From data to discovery: turning numbers into actionable biology
The Bayesian approach provides a transparent map of uncertainty, so researchers can trust the inferences drawn from millions of measurements. A core idea is to model what is known about the data while remaining open to new patterns that emerge from the analysis. For example, a model parameter might quantify increased protein expression in disease versus control groups, offering a concrete target for further study or therapeutic development.
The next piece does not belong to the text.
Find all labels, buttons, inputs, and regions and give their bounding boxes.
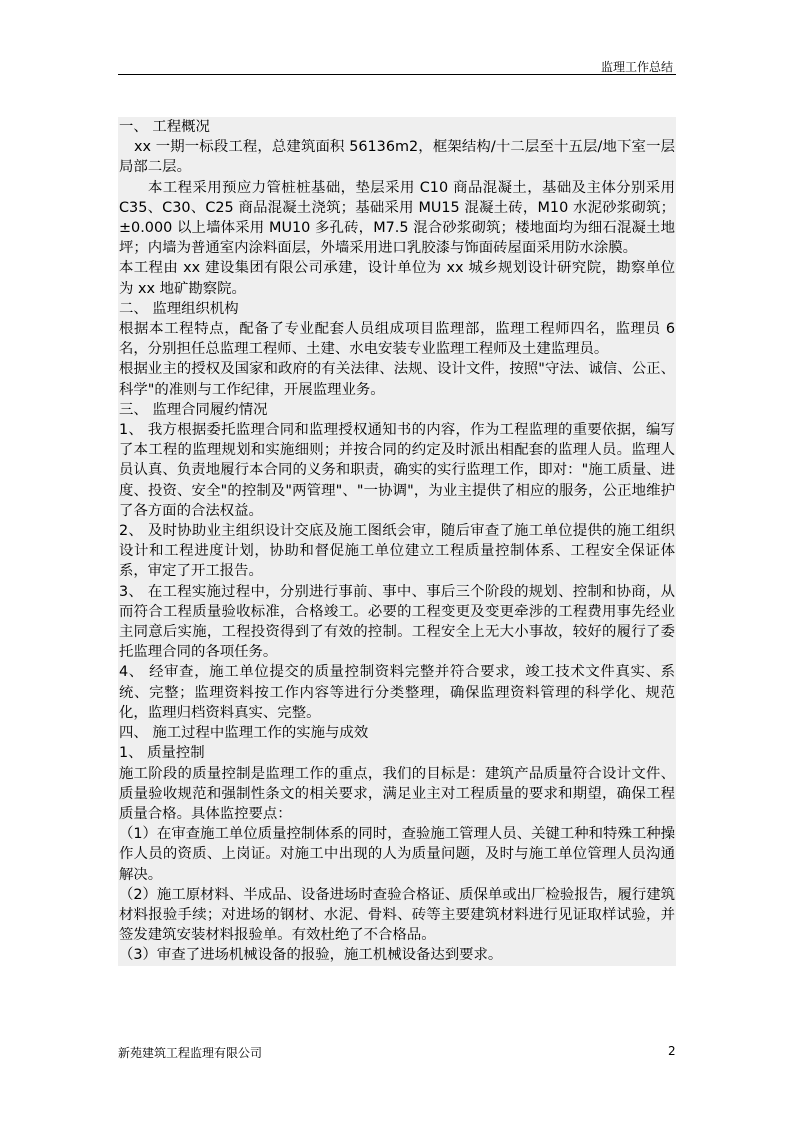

By combining CyTOF with single-cell transcriptomics, the team can trace how genetic programs translate into protein expression and cellular behavior. This integrated view helps identify distinct cell populations that drive disease, potential regulatory mechanisms, and candidate interventions that could be tested in the lab or clinic.
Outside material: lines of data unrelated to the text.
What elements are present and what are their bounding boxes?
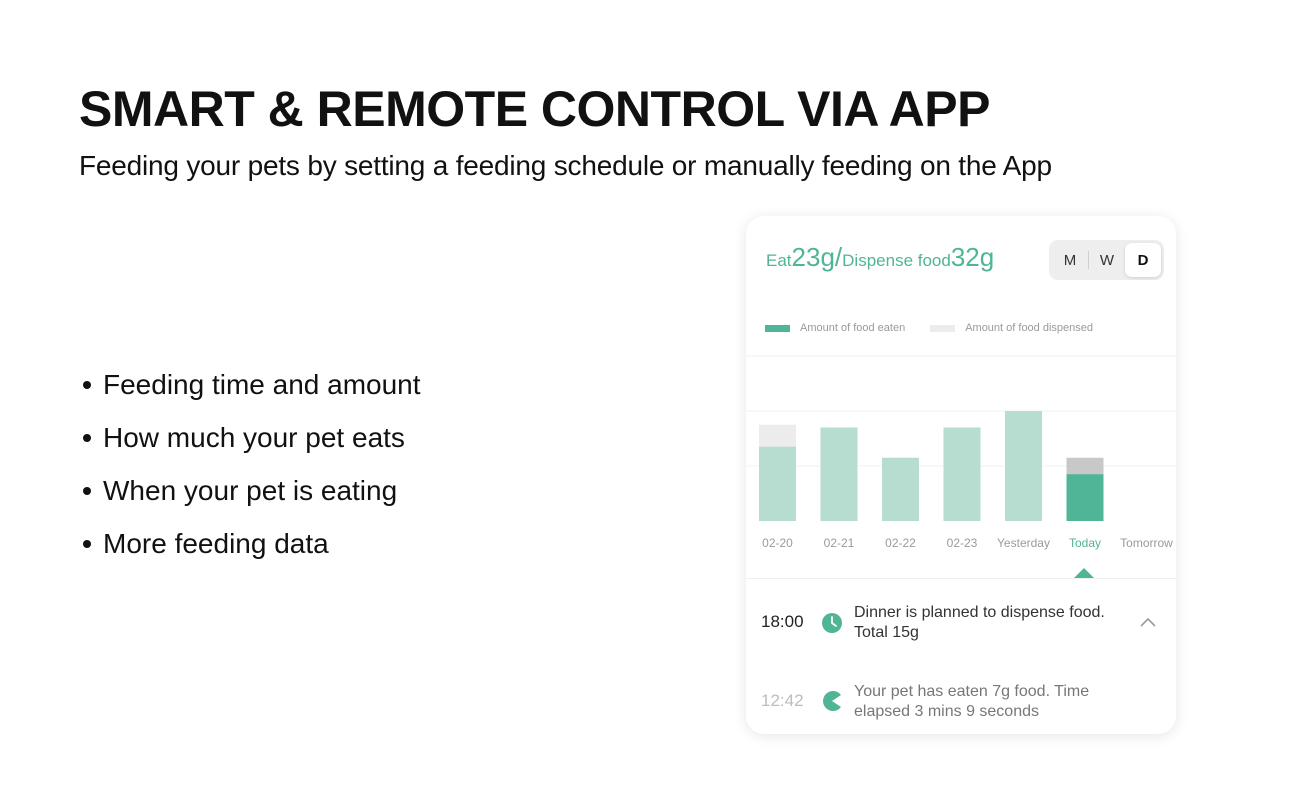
feeding-summary	[766, 242, 994, 273]
bullet-icon	[83, 487, 91, 495]
bullet-icon	[83, 540, 91, 548]
feature-text: Feeding time and amount	[103, 368, 421, 400]
section-divider	[746, 578, 1176, 579]
feature-text: More feeding data	[103, 527, 329, 559]
dispense-value: 32g	[950, 242, 995, 272]
period-week-button[interactable]: W	[1099, 251, 1115, 269]
event-text: Your pet has eaten 7g food. Time elapsed 3 mins 9 seconds	[854, 683, 1090, 720]
eat-label: Eat	[766, 251, 792, 270]
x-tick-label: Yesterday	[997, 536, 1050, 550]
feature-item	[80, 411, 421, 464]
app-feeding-card	[746, 216, 1176, 734]
x-tick-label: 02-23	[946, 536, 978, 550]
x-tick-label: 02-21	[823, 536, 855, 550]
feature-text: When your pet is eating	[103, 474, 398, 506]
legend-item-eaten	[765, 322, 905, 334]
bar-eaten	[944, 428, 981, 522]
x-tick-label: Today	[1068, 536, 1102, 550]
pacman-eating-icon	[821, 690, 843, 712]
bar-eaten	[882, 458, 919, 521]
page-headline: SMART & REMOTE CONTROL VIA APP	[79, 81, 990, 137]
dispense-label: Dispense food	[842, 251, 951, 270]
period-toggle	[1049, 240, 1164, 280]
chevron-up-icon[interactable]	[1139, 616, 1157, 628]
chart-legend	[765, 322, 1118, 334]
feature-text: How much your pet eats	[103, 421, 405, 453]
feeding-bar-chart	[746, 346, 1176, 561]
legend-label-dispensed: Amount of food dispensed	[965, 322, 1093, 334]
x-tick-label: 02-20	[762, 536, 793, 550]
page-subheadline: Feeding your pets by setting a feeding schedule or manually feeding on the App	[79, 150, 1052, 181]
bullet-icon	[83, 434, 91, 442]
bar-eaten	[759, 447, 796, 521]
period-month-button[interactable]: M	[1063, 251, 1077, 269]
event-time: 18:00	[761, 612, 804, 631]
feature-item	[80, 358, 421, 411]
event-text: Dinner is planned to dispense food. Total 15g	[854, 604, 1105, 641]
period-day-button[interactable]: D	[1125, 243, 1161, 277]
bar-eaten	[1067, 474, 1104, 521]
legend-label-eaten: Amount of food eaten	[800, 322, 906, 334]
summary-separator: /	[834, 242, 843, 272]
eat-value: 23g	[791, 242, 835, 272]
x-tick-label: Tomorrow	[1120, 536, 1173, 550]
bar-eaten	[821, 428, 858, 522]
event-time: 12:42	[761, 691, 804, 710]
bullet-icon	[83, 381, 91, 389]
legend-item-dispensed	[930, 322, 1093, 334]
x-tick-label: 02-22	[885, 536, 916, 550]
feature-item	[80, 464, 421, 517]
feature-item	[80, 517, 421, 570]
clock-icon	[821, 612, 843, 634]
feature-list	[80, 358, 421, 570]
legend-swatch-eaten	[765, 325, 790, 332]
today-pointer-icon	[1074, 568, 1094, 578]
legend-swatch-dispensed	[930, 325, 955, 332]
bar-eaten	[1005, 411, 1042, 521]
Timely wins, growing impact
The UT Arlington initiative is already earning recognition. A recent PhD award for a doctoral student who contributed to the project highlights the strength of the team’s interdisciplinary approach. In addition, a Nature Communications study co-authored by Wang and colleagues introduced BIT, a Bayesian tool for identifying transcriptional regulators from epigenomics-based queries, demonstrating the broader reach of their methodology in boosting gene research accuracy.
Team members extend beyond UT Arlington’s math department to include the Division of Data Science, other UT campuses, and collaborators at UT Southwestern. The collaborative network underpins a scalable platform that can handle the data deluge produced by modern biology while remaining accessible to researchers who may not be BI specialists.
Open science for broad accessibility
Wang emphasizes that the ultimate goal is usable software with clear outputs. The project prioritizes open-source development, enabling researchers to run tools directly on personal devices. This approach supports rapid iteration, reproducibility, and wider adoption, moving beyond narrow “black-box” AI systems toward transparent, trustworthy analytics that can inform experimental design and therapeutic strategies.
Why this matters for disease research
As biology becomes increasingly data-rich, the combination of AI speed, Bayesian interpretability, and multi-omics integration offers a path to faster, more reliable discoveries. For diseases like cancer, where subtle shifts in cell states can have major consequences, the UT Arlington effort promises a framework that translates complex cellular portraits into concrete hypotheses for treatment and prevention. The collaboration also serves as a model for how universities can foster interdisciplinary teams — statisticians, data scientists, and domain experts — to drive real-world impact through responsible AI.